CFTR was only transiently confined to newly formed phagosomes and eliminated from mature phagosomes, demonstrated by CFTR immunolocalization (Figure 5D), as well as by vesicular pH determination of FITC-labeled CFTR in RAW macrophages (Figure 6, D and F). Exogenous overexpression of CFTR-3HA cannot account for this phenomenon, because endogenous CFTR was identified in the immature phagosome of RAW, alveolar, and peritoneal macrophages by the PKA- and MalH2-sensitive pH dissipation (Figures 6B and 7, A and B).

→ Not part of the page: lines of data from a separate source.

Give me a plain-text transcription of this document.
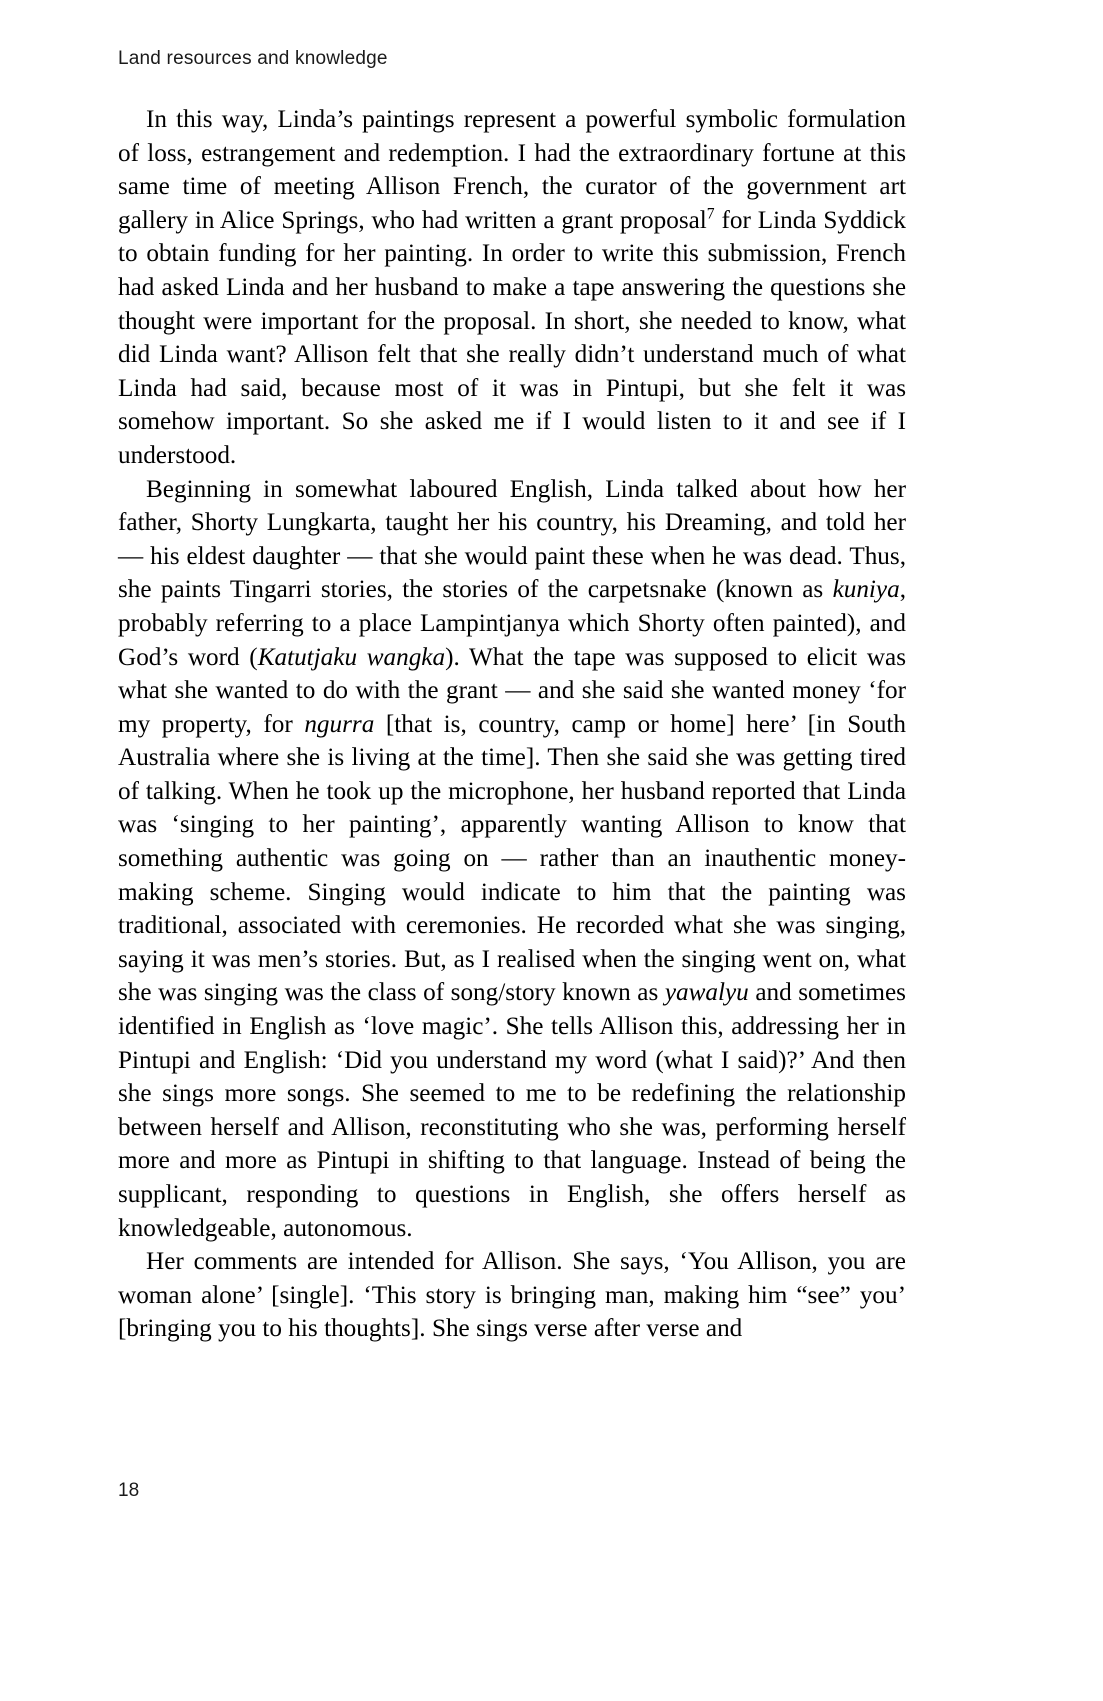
Land resources and knowledge

In this way, Linda’s paintings represent a powerful symbolic formulation of loss, estrangement and redemption. I had the extraordinary fortune at this same time of meeting Allison French, the curator of the government art gallery in Alice Springs, who had written a grant proposal$^7$ for Linda Syddick to obtain funding for her painting. In order to write this submission, French had asked Linda and her husband to make a tape answering the questions she thought were important for the proposal. In short, she needed to know, what did Linda want? Allison felt that she really didn’t understand much of what Linda had said, because most of it was in Pintupi, but she felt it was somehow important. So she asked me if I would listen to it and see if I understood.

Beginning in somewhat laboured English, Linda talked about how her father, Shorty Lungkarta, taught her his country, his Dreaming, and told her — his eldest daughter — that she would paint these when he was dead. Thus, she paints Tingarri stories, the stories of the carpetsnake (known as kuniya, probably referring to a place Lampintjanya which Shorty often painted), and God’s word (Katutjaku wangka). What the tape was supposed to elicit was what she wanted to do with the grant — and she said she wanted money ‘for my property, for ngurra [that is, country, camp or home] here’ [in South Australia where she is living at the time]. Then she said she was getting tired of talking. When he took up the microphone, her husband reported that Linda was ‘singing to her painting’, apparently wanting Allison to know that something authentic was going on — rather than an inauthentic money-making scheme. Singing would indicate to him that the painting was traditional, associated with ceremonies. He recorded what she was singing, saying it was men’s stories. But, as I realised when the singing went on, what she was singing was the class of song/story known as yawalyu and sometimes identified in English as ‘love magic’. She tells Allison this, addressing her in Pintupi and English: ‘Did you understand my word (what I said)?’ And then she sings more songs. She seemed to me to be redefining the relationship between herself and Allison, reconstituting who she was, performing herself more and more as Pintupi in shifting to that language. Instead of being the supplicant, responding to questions in English, she offers herself as knowledgeable, autonomous.

Her comments are intended for Allison. She says, ‘You Allison, you are woman alone’ [single]. ‘This story is bringing man, making him “see” you’ [bringing you to his thoughts]. She sings verse after verse and

18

The rapid loss of CFTR during phagosomal maturation parallels the Tf-R retrieval for recycling (Figure 6, C and D), demonstrated to be accomplished by COPI-coated vesicle budding (Botelho et al., 2000).

Finally, we showed that the CFTR-independent counterion permeability of both the immature and mature phagosome is several-fold higher than its endogenous proton permeability. The relatively high counterion permeability of CFTR-deficient and wt primary macrophages (as well as RAW cells) is comparable to that observed in thioglycolate elicited peritoneal and RAW macrophages (Lukacs et al., 1990). The modest phagosomal membrane potential (12–27 mV) of RAW macrophages is in accord with efficient electrical shunting (Steinberg et al., 2007a). We envision that similarly low phagosomal membrane potential develops in primary CF alveolar macrophages in the presence of the endogenous counterion permeability. Therefore, neither CFTR complementation nor overexpression influences the phagosomal pH homeostasis during the fast acidification phase or at steady state (Haggie and Verkman, 2007; Figure 6, D and F).

In summary, our results, obtained on genetically matched respiratory epithelial cell lines and primary alveolar macrophages, indicate that CFTR has no role in the acidification of endosomes, lysosomes, and phagosomes because of the relatively large counterion and limited proton permeability of these organelles. Therefore, other factors than the acidification defect must be invoked in defining the connection between CF mutations and the severe lung pathology. At a more general level, our results showed that the counterion permeability of endocytic organelles exceeds several fold the requirement for shunting the v-ATPase generated membrane potential in all cell types examined. Thus, limited attenuation or elevation of the counterion permeability cannot play a decisive role in the organellar acidification, consistent with the emerging paradigm suggesting that subunit composition of the v-ATPase and the passive proton leak are the most critical factors in adjusting the luminal pH of acidic organelles (Hurtado-Lorenzo et al., 2006). The smallest passive proton permeability of lysosomes among acidic organelles is consistent with this hypothesis (Figure 8C).